- Born: 1 October 1929 Milan, Italy
- Died: 28 September 2025 (aged 95) Milan, Italy
- Occupation(s): Journalist, television author
- Known for: Popularising slow-motion analysis on RAI's La domenica sportiva

= Carlo Sassi =

Italian sports journalist (1929–2025)

Carlo Sassi (1 October 1929 – 28 September 2025) was an Italian sports journalist and television author, widely credited with popularising systematic slow-motion analysis on Italian television and helping to define the language and ritual of football debate for decades. He became closely associated with the moviola segment on La domenica sportiva, where from the late 1960s he turned slow-motion replays into a weekly interpretive tool that shaped Sunday night discussions of refereeing and the culture of Italian football.

== Early life and education ==
Sassi was born in Milan on 1 October 1929. As a teenager he sought a playing career in football, including a trial with Inter Milan and a contract with Angerese in Serie C before choosing to leave the professional game. He subsequently played at amateur level for several seasons and then worked in a bank for nine years, a sequence often cited as a prelude to his move into broadcasting.

== Career ==
Sassi joined the national broadcaster RAI in 1960 and from the outset worked on La domenica sportiva, the country's longest-running sports programme. Within that newsroom he became identified with an innovation that soon defined Italian football coverage, namely the systematic use of slow-motion review, or moviola, to re-examine contentious incidents. Elements of slow motion had been shown on air earlier on 28 February 1965, when Enzo Tortora introduced the moviola to the audience of La domenica sportiva, but Sassi developed the practice into a regular interpretive instrument for match controversies.

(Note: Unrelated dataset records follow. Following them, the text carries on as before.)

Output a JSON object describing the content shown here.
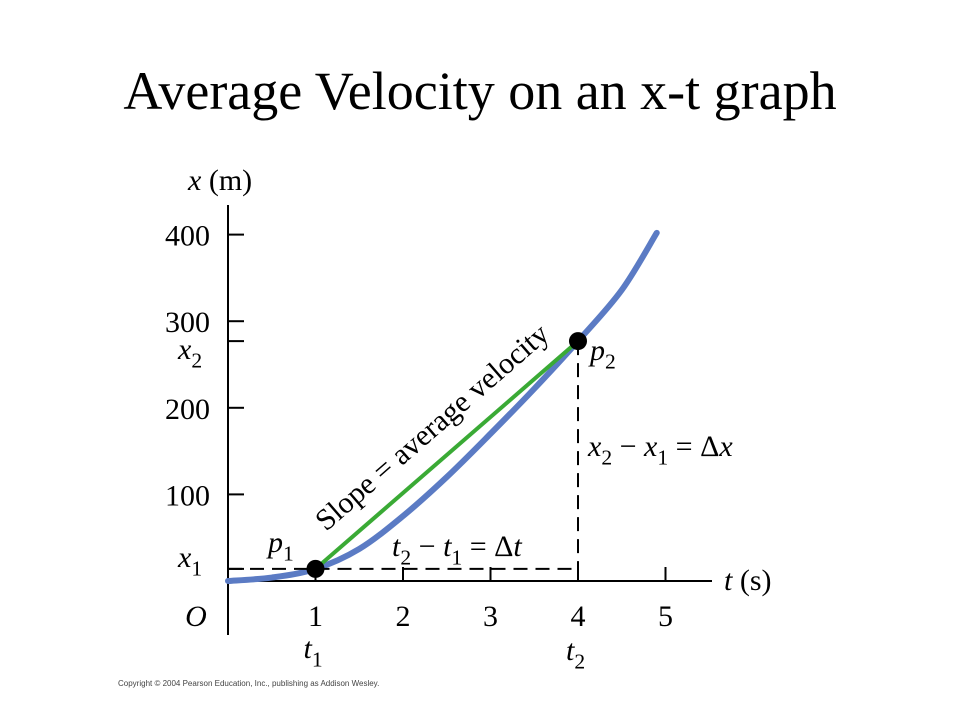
{
  "title": "Average Velocity on an x-t graph",
  "copyright": "Copyright © 2004 Pearson Education, Inc., publishing as Addison Wesley.",
  "colors": {
    "curve": "#5b7bc4",
    "secant": "#3aaa35",
    "ink": "#000000"
  },
  "chart_data": {
    "type": "line",
    "xlabel_var": "t",
    "xlabel_unit": "(s)",
    "ylabel_var": "x",
    "ylabel_unit": "(m)",
    "xlim": [
      0,
      5.5
    ],
    "ylim": [
      0,
      430
    ],
    "x_ticks": [
      1,
      2,
      3,
      4,
      5
    ],
    "y_ticks": [
      100,
      200,
      300,
      400
    ],
    "origin_label": "O",
    "series": [
      {
        "values": [
          {
            "t": 0,
            "x": 0
          },
          {
            "t": 0.5,
            "x": 4
          },
          {
            "t": 1,
            "x": 14
          },
          {
            "t": 1.5,
            "x": 37
          },
          {
            "t": 2,
            "x": 75
          },
          {
            "t": 2.5,
            "x": 120
          },
          {
            "t": 3,
            "x": 170
          },
          {
            "t": 3.5,
            "x": 222
          },
          {
            "t": 4,
            "x": 277
          },
          {
            "t": 4.5,
            "x": 336
          },
          {
            "t": 4.9,
            "x": 402
          }
        ]
      }
    ],
    "points": [
      {
        "label": "p",
        "sub": "1",
        "t": 1,
        "x": 14
      },
      {
        "label": "p",
        "sub": "2",
        "t": 4,
        "x": 277
      }
    ],
    "marked_t": [
      {
        "label": "t",
        "sub": "1",
        "t": 1
      },
      {
        "label": "t",
        "sub": "2",
        "t": 4
      }
    ],
    "marked_x": [
      {
        "label": "x",
        "sub": "1",
        "x": 14
      },
      {
        "label": "x",
        "sub": "2",
        "x": 277
      }
    ],
    "annotations": {
      "slope": "Slope = average velocity",
      "delta_t": {
        "a": "t",
        "a_sub": "2",
        "op": " − ",
        "b": "t",
        "b_sub": "1",
        "eq": " = Δ",
        "v": "t"
      },
      "delta_x": {
        "a": "x",
        "a_sub": "2",
        "op": " − ",
        "b": "x",
        "b_sub": "1",
        "eq": " = Δ",
        "v": "x"
      }
    }
  }
}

A widely noted turning point came on 22 October 1967 during the Derby della Madonnina between Inter Milan and AC Milan, when Sassi and film editor Heron Vitaletti scrutinised Gianni Rivera's disputed goal frame by frame, inaugurating the "moviola" as an investigative rubric rather than a mere replay. Rai Teche later credited Sassi, with Vitaletti's contribution, for proposing and standardising the moviola feature from 1967 within La domenica sportiva, a format that became a national reference for post-match debate. Over subsequent seasons he refined the approach from selecting episodes to offering on-air analysis, and in the 1980s he fronted segments devoted to contentious incidents that brought direct discussion of individual episodes to a mass audience.

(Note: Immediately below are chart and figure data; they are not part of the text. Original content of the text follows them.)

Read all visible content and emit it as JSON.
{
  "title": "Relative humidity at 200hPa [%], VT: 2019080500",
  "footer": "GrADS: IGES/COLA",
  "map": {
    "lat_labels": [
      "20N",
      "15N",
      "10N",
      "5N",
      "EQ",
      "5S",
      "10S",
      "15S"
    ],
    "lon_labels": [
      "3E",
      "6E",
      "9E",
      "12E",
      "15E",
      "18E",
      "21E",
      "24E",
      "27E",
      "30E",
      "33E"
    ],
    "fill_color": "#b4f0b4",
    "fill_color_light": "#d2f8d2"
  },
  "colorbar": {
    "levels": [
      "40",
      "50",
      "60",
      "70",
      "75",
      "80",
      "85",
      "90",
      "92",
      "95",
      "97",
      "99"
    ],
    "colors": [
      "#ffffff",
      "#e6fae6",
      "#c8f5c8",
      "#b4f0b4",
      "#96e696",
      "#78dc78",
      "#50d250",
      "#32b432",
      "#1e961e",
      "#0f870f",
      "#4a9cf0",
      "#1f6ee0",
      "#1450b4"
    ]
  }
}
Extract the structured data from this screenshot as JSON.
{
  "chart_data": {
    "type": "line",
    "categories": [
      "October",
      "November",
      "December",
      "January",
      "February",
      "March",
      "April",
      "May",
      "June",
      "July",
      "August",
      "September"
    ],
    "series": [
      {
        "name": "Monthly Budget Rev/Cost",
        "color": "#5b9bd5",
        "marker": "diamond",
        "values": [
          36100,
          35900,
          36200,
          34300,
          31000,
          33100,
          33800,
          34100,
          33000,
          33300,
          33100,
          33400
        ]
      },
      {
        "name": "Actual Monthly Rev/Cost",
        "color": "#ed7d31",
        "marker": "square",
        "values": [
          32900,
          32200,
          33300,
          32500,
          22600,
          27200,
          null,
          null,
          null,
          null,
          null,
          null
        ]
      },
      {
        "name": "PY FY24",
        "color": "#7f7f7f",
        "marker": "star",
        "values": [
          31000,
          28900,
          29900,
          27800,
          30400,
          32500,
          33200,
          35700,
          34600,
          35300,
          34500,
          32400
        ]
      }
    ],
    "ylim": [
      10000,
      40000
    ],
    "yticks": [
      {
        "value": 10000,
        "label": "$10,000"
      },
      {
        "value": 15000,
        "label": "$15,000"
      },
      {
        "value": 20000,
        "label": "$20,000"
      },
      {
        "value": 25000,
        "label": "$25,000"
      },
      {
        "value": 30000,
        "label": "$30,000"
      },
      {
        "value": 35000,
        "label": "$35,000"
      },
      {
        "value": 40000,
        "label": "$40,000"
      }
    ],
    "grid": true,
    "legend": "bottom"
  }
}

Sassi remained a central figure on La domenica sportiva until 1991, by which time the moviola had become a fixture of Sunday night television and an arena in which refereeing judgment and football culture met in ritualised post-match review. He then participated in RAI's early 1990s formats around the programme's renewal, appearing alongside Sandro Ciotti during the 1992 relaunch of La domenica sportiva. From 1993 he was part of Quelli che... il calcio, conceived by Marino Bartoletti and launched with Fabio Fazio, a Sunday show that mixed live connections and studio commentary and prominently featured Sassi's expertise until 2001.

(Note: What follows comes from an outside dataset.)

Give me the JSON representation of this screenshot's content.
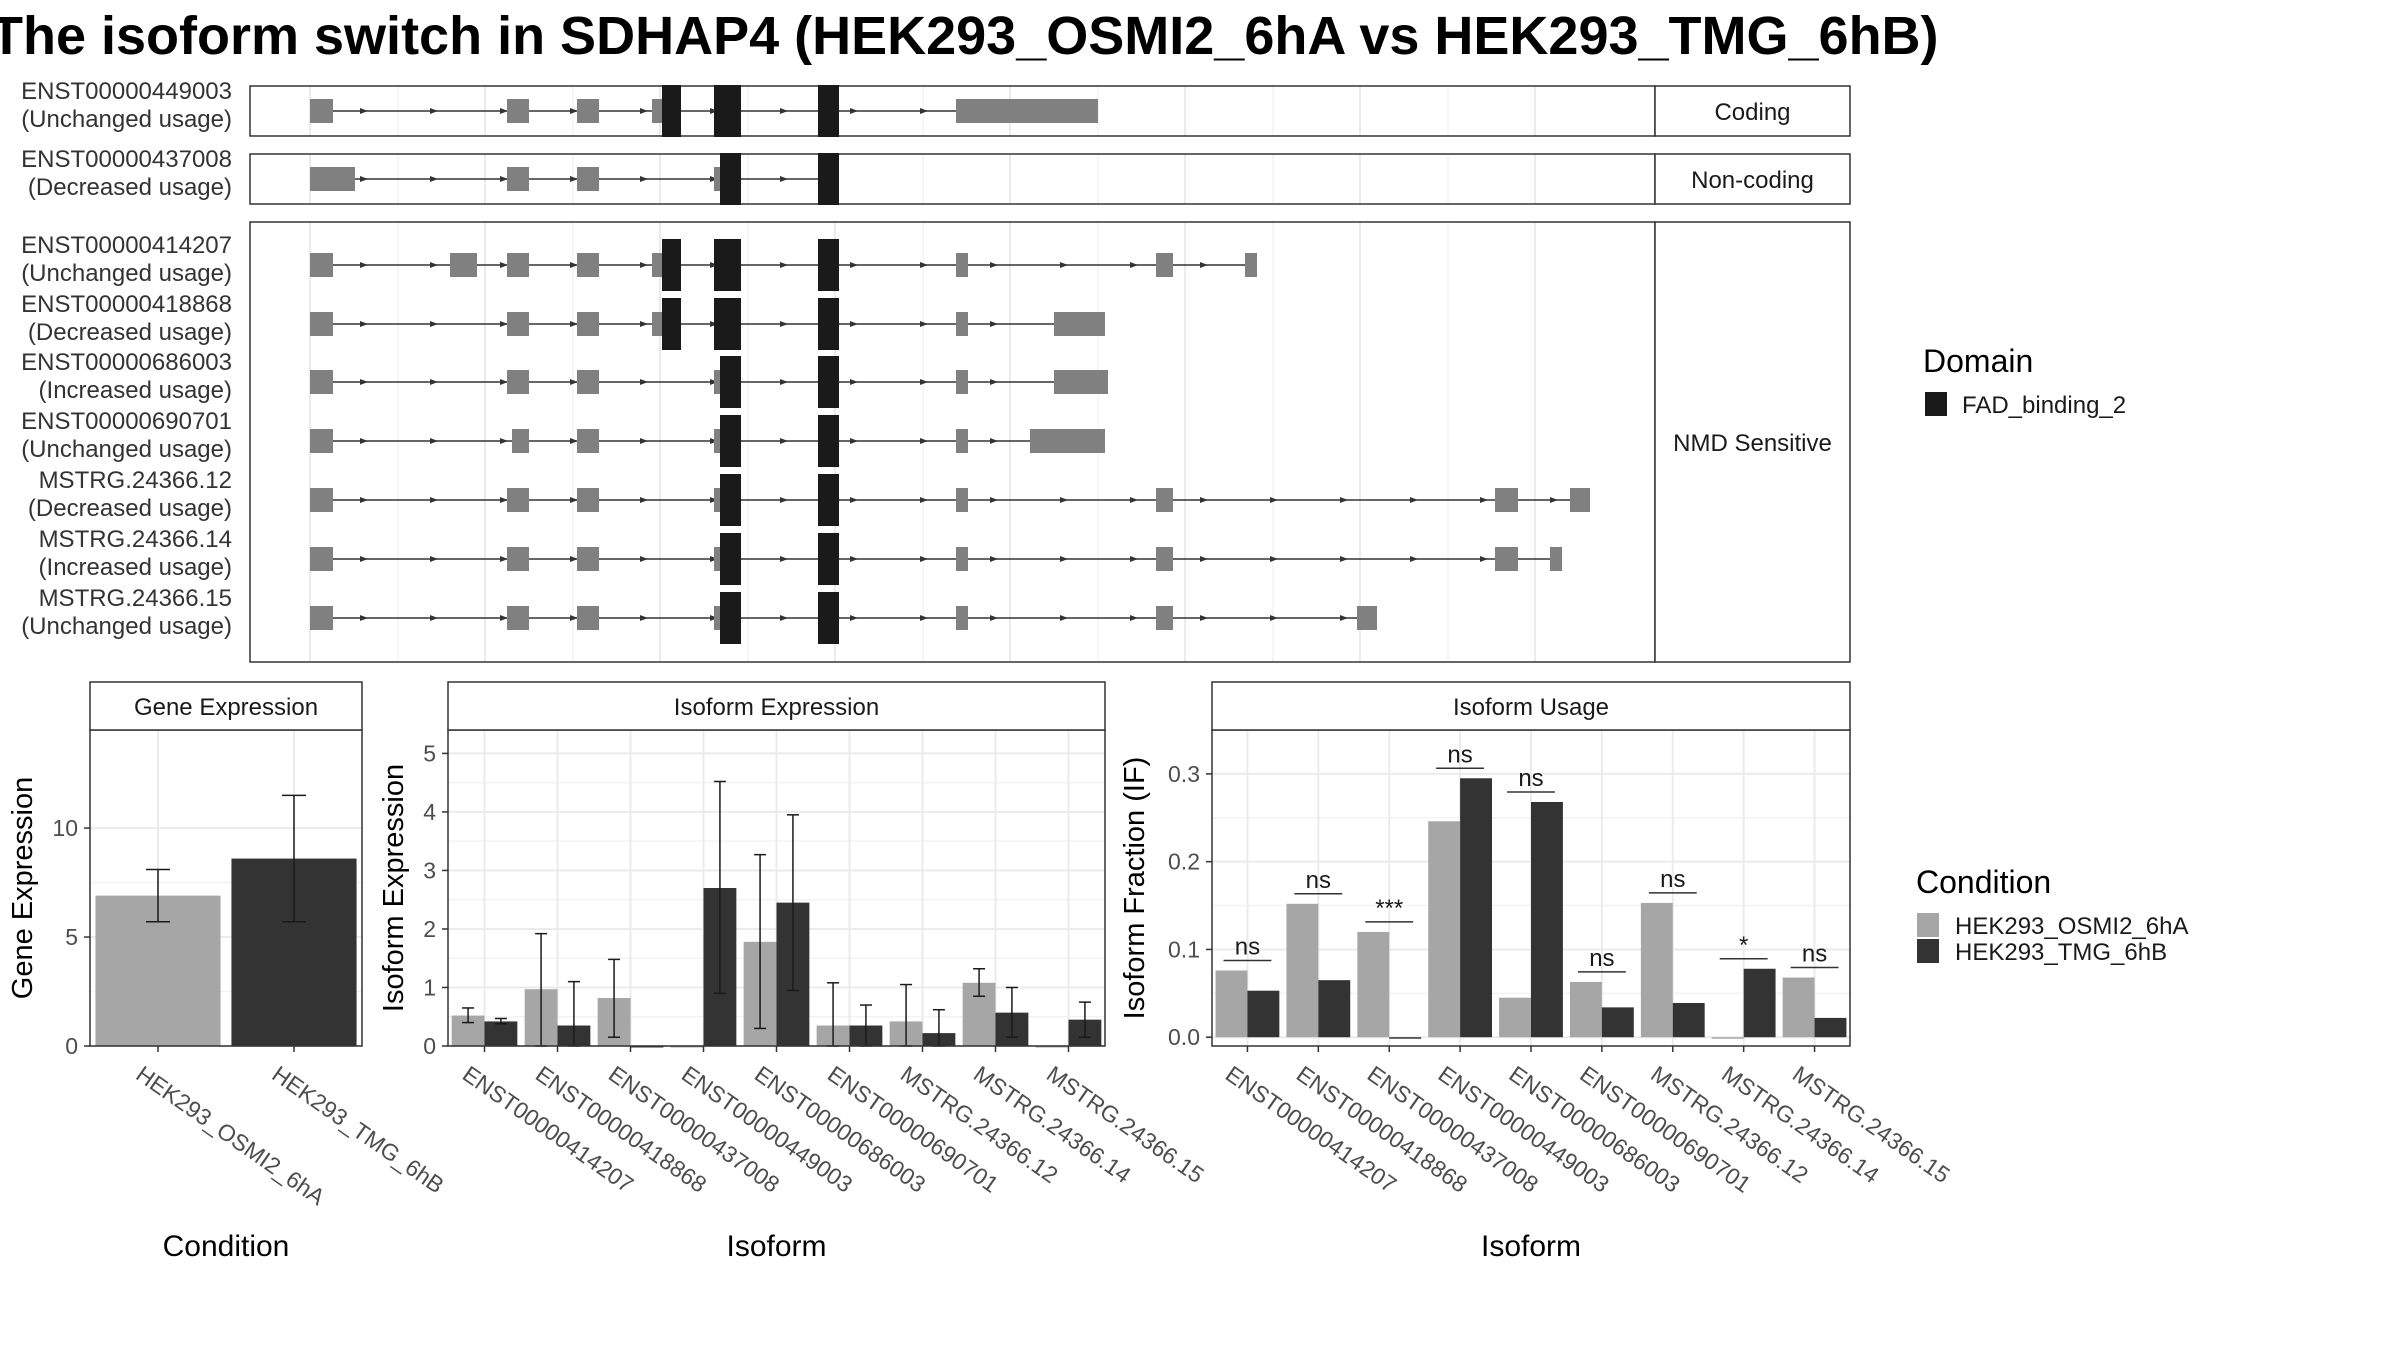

Beyond the studio Sassi reflected on the scope and limits of television review, arguing that slow motion should not be treated as a definitive evidentiary instrument but as an aid to understanding that coexists with the fallibility of play and officiating. He also figured in later debates over the famous 1981 Juventus and A.S. Roma "gol di Turone," when interviews revived longstanding controversies and prompted renewed discussion in the national press.

== Death ==
Sassi died in Milan in September 2025, at the age of 95.